Dark Places (2015)

Título original: Dark Places
Título nacional: Lugares Escuros
Gênero: Thriller, Drama, Suspense
Duração: 113 min
Ano de lançamento: 2015
Diretor: Gilles Paquet-Brenner
Roteiristas: Gillian Flynn (novela), Gilles Paquet-Brenner (roteiro)
Elenco: Chloë Grace Moretz, Charlize Theron, Nicholas Hoult
Sinopse oficial: Libby Day (Charlize Theron) é uma mulher traumatizada pelo assassinato de toda a sua família, quando ela ainda era uma criança. Quando é abordada por uma sociedade secreta, especializada em investigar crimes não resolvidos, Libby é obrigada a relembrar sua tragédia familiar.

IMDb | Rotten Tomatoes | Filmow

Em “Dark Places”, do diretor Gilles Paquet-Brenner, é narrado o mistério acerca do assassinato de uma mãe e duas de suas três filhas que aconteceu à quase três décadas atrás. Libby Day (Charlize Theron) consegue fugir do atentado e posteriormente testemunha contra seu irmão, Ben Day (Corey Stoll), como responsável pelo crime. Mais de vinte anos se passam e Ben Day está preso. Entretanto, uma equipe de entusiastas de crimes não resolvidos acredita na inocência de Ben, e bancam uma investigação com ajuda de Libby para provar sua teoria certa. Esse é o ponto de partida para a trama, que é contada através de quatro grandes cenas que se completam resolvendo o mistério.

Cronologicamente, a primeira grande cena do filme se passa dias antes dos assassinatos. Nesse momento, a história é contada pelo ponto de vista de Ben, explicando seu envolvimento com Diondra (Chloë Grace Moretz), sua namorada da adolescência, além de mostrar como era a vida de Ben com sua família.
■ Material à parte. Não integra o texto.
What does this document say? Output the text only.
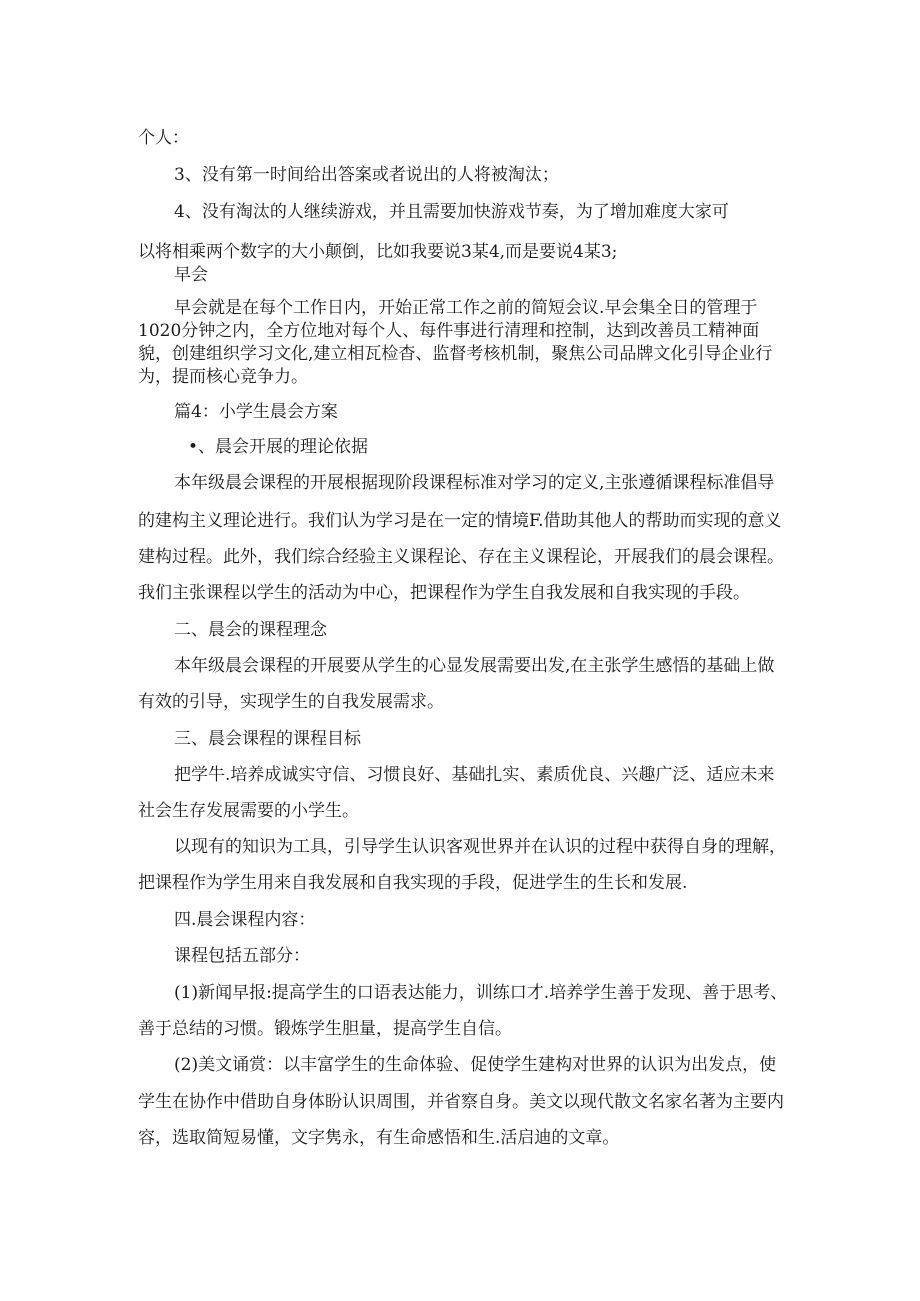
个人：
3、没有第一时间给出答案或者说出的人将被淘汰；
4、没有淘汰的人继续游戏，并且需要加快游戏节奏，为了增加难度大家可
以将相乘两个数字的大小颠倒，比如我要说3某4,而是要说4某3;
早会
早会就是在每个工作日内，开始正常工作之前的简短会议.早会集全日的管理于
1020分钟之内，全方位地对每个人、每件事进行清理和控制，达到改善员工精神面
貌，创建组织学习文化,建立相瓦检杳、监督考核机制，聚焦公司品牌文化引导企业行
为，提而核心竞争力。
篇4：小学生晨会方案
•、晨会开展的理论依据
本年级晨会课程的开展根据现阶段课程标准对学习的定义,主张遵循课程标准倡导
的建构主义理论进行。我们认为学习是在一定的情境F.借助其他人的帮助而实现的意义
建构过程。此外，我们综合经验主义课程论、存在主义课程论，开展我们的晨会课程。
我们主张课程以学生的活动为中心，把课程作为学生自我发展和自我实现的手段。
二、晨会的课程理念
本年级晨会课程的开展要从学生的心显发展需要出发,在主张学生感悟的基础上做
有效的引导，实现学生的自我发展需求。
三、晨会课程的课程目标
把学牛.培养成诚实守信、习惯良好、基础扎实、素质优良、兴趣广泛、适应未来
社会生存发展需要的小学生。
以现有的知识为工具，引导学生认识客观世界并在认识的过程中获得自身的理解，
把课程作为学生用来自我发展和自我实现的手段，促进学生的生长和发展.
四.晨会课程内容：
课程包括五部分：
(1)新闻早报:提高学生的口语表达能力，训练口才.培养学生善于发现、善于思考、
善于总结的习惯。锻炼学生胆量，提高学生自信。
(2)美文诵赏：以丰富学生的生命体验、促使学生建构对世界的认识为出发点，使
学生在协作中借助自身体盼认识周围，并省察自身。美文以现代散文名家名著为主要内
容，选取简短易懂，文字隽永，有生命感悟和生.活启迪的文章。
A segunda grande cena, ainda cronologicamente, se passa logo após um acontecimento que mexe com a vida de Ben e daqueles que o cercam. Essa grande cena se divide em duas subcenas: Uma seguindo o ponto de vista do próprio Ben, mostrando o desenrolar desse acontecimento, e a outra segue a ótica de Patty Day (Christina Hendrix), mãe de Ben e Libby, narrando às consequências desse acontecimento na vida da família Day.
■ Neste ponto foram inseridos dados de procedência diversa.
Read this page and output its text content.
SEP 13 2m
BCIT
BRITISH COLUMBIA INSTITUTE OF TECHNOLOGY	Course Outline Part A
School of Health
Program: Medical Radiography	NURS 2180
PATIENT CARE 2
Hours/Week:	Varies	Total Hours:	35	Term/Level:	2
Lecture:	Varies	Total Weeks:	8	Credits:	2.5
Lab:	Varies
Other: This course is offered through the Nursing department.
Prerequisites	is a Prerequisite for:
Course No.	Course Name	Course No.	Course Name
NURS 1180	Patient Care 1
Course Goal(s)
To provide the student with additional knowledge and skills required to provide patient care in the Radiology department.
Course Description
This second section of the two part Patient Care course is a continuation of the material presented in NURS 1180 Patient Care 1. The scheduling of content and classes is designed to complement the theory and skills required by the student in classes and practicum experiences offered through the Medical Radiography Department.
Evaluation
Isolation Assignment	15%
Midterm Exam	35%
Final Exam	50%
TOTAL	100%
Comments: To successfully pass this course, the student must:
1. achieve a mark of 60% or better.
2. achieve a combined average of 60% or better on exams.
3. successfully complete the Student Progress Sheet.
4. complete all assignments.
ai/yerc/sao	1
A terceira grande conta os acontecimentos, através da visão de Libby, do dia dos assassinatos. A estética dessa grande cena destoa das demais, pois ela é rodada com câmera subjetiva, mostrando apenas o que Libby vê. Além disso, há também o uso do preto e banco, reforçando o clima pesado e sórdido dos acontecimentos, evidenciando as sombras e dando sentido ao título “Lugares Escuros”. Paquet-Brenner também utiliza uma câmera de mão nessa cena, estratégia essa que tem como intenção colocar quem está assistindo na pele da protagonista, dando um ar de realidade a ação que segue.
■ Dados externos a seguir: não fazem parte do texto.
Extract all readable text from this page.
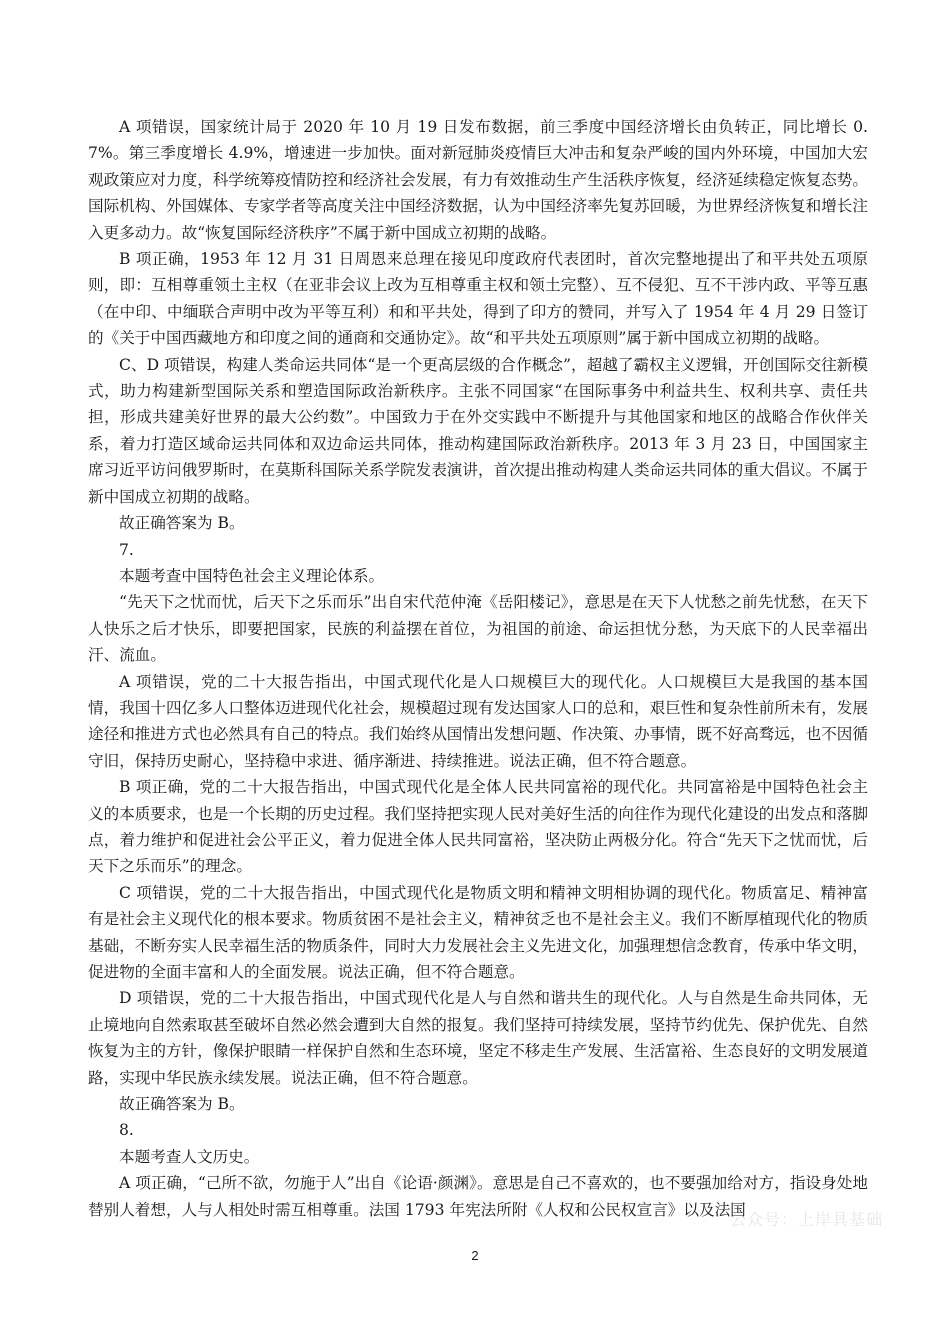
A 项错误，国家统计局于 2020 年 10 月 19 日发布数据，前三季度中国经济增长由负转正，同比增长 0.7%。第三季度增长 4.9%，增速进一步加快。面对新冠肺炎疫情巨大冲击和复杂严峻的国内外环境，中国加大宏观政策应对力度，科学统筹疫情防控和经济社会发展，有力有效推动生产生活秩序恢复，经济延续稳定恢复态势。国际机构、外国媒体、专家学者等高度关注中国经济数据，认为中国经济率先复苏回暖，为世界经济恢复和增长注入更多动力。故“恢复国际经济秩序”不属于新中国成立初期的战略。

B 项正确，1953 年 12 月 31 日周恩来总理在接见印度政府代表团时，首次完整地提出了和平共处五项原则，即：互相尊重领土主权（在亚非会议上改为互相尊重主权和领土完整）、互不侵犯、互不干涉内政、平等互惠（在中印、中缅联合声明中改为平等互利）和和平共处，得到了印方的赞同，并写入了 1954 年 4 月 29 日签订的《关于中国西藏地方和印度之间的通商和交通协定》。故“和平共处五项原则”属于新中国成立初期的战略。

C、D 项错误，构建人类命运共同体“是一个更高层级的合作概念”，超越了霸权主义逻辑，开创国际交往新模式，助力构建新型国际关系和塑造国际政治新秩序。主张不同国家“在国际事务中利益共生、权利共享、责任共担，形成共建美好世界的最大公约数”。中国致力于在外交实践中不断提升与其他国家和地区的战略合作伙伴关系，着力打造区域命运共同体和双边命运共同体，推动构建国际政治新秩序。2013 年 3 月 23 日，中国国家主席习近平访问俄罗斯时，在莫斯科国际关系学院发表演讲，首次提出推动构建人类命运共同体的重大倡议。不属于新中国成立初期的战略。

故正确答案为 B。

7.

本题考查中国特色社会主义理论体系。

“先天下之忧而忧，后天下之乐而乐”出自宋代范仲淹《岳阳楼记》，意思是在天下人忧愁之前先忧愁，在天下人快乐之后才快乐，即要把国家，民族的利益摆在首位，为祖国的前途、命运担忧分愁，为天底下的人民幸福出汗、流血。

A 项错误，党的二十大报告指出，中国式现代化是人口规模巨大的现代化。人口规模巨大是我国的基本国情，我国十四亿多人口整体迈进现代化社会，规模超过现有发达国家人口的总和，艰巨性和复杂性前所未有，发展途径和推进方式也必然具有自己的特点。我们始终从国情出发想问题、作决策、办事情，既不好高骛远，也不因循守旧，保持历史耐心，坚持稳中求进、循序渐进、持续推进。说法正确，但不符合题意。

B 项正确，党的二十大报告指出，中国式现代化是全体人民共同富裕的现代化。共同富裕是中国特色社会主义的本质要求，也是一个长期的历史过程。我们坚持把实现人民对美好生活的向往作为现代化建设的出发点和落脚点，着力维护和促进社会公平正义，着力促进全体人民共同富裕，坚决防止两极分化。符合“先天下之忧而忧，后天下之乐而乐”的理念。

C 项错误，党的二十大报告指出，中国式现代化是物质文明和精神文明相协调的现代化。物质富足、精神富有是社会主义现代化的根本要求。物质贫困不是社会主义，精神贫乏也不是社会主义。我们不断厚植现代化的物质基础，不断夯实人民幸福生活的物质条件，同时大力发展社会主义先进文化，加强理想信念教育，传承中华文明，促进物的全面丰富和人的全面发展。说法正确，但不符合题意。

D 项错误，党的二十大报告指出，中国式现代化是人与自然和谐共生的现代化。人与自然是生命共同体，无止境地向自然索取甚至破坏自然必然会遭到大自然的报复。我们坚持可持续发展，坚持节约优先、保护优先、自然恢复为主的方针，像保护眼睛一样保护自然和生态环境，坚定不移走生产发展、生活富裕、生态良好的文明发展道路，实现中华民族永续发展。说法正确，但不符合题意。

故正确答案为 B。

8.

本题考查人文历史。

A 项正确，“己所不欲，勿施于人”出自《论语·颜渊》。意思是自己不喜欢的，也不要强加给对方，指设身处地替别人着想，人与人相处时需互相尊重。法国 1793 年宪法所附《人权和公民权宣言》以及法国

公众号：上岸具基础
2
E por último a quarta grande cena, que se passa no presente. Aqui, surge Lyle (Nicholas Hout), um dos investigadores particulares que possui um grande interesse no caso de Libby, ele está disposto a financiar uma investigação que visa libertar Ben. Mas para isso acontecer, ele tem antes que convencer Libby de que seu testemunho foi incorreto e um homem inocente está preso em decorrência desse ato.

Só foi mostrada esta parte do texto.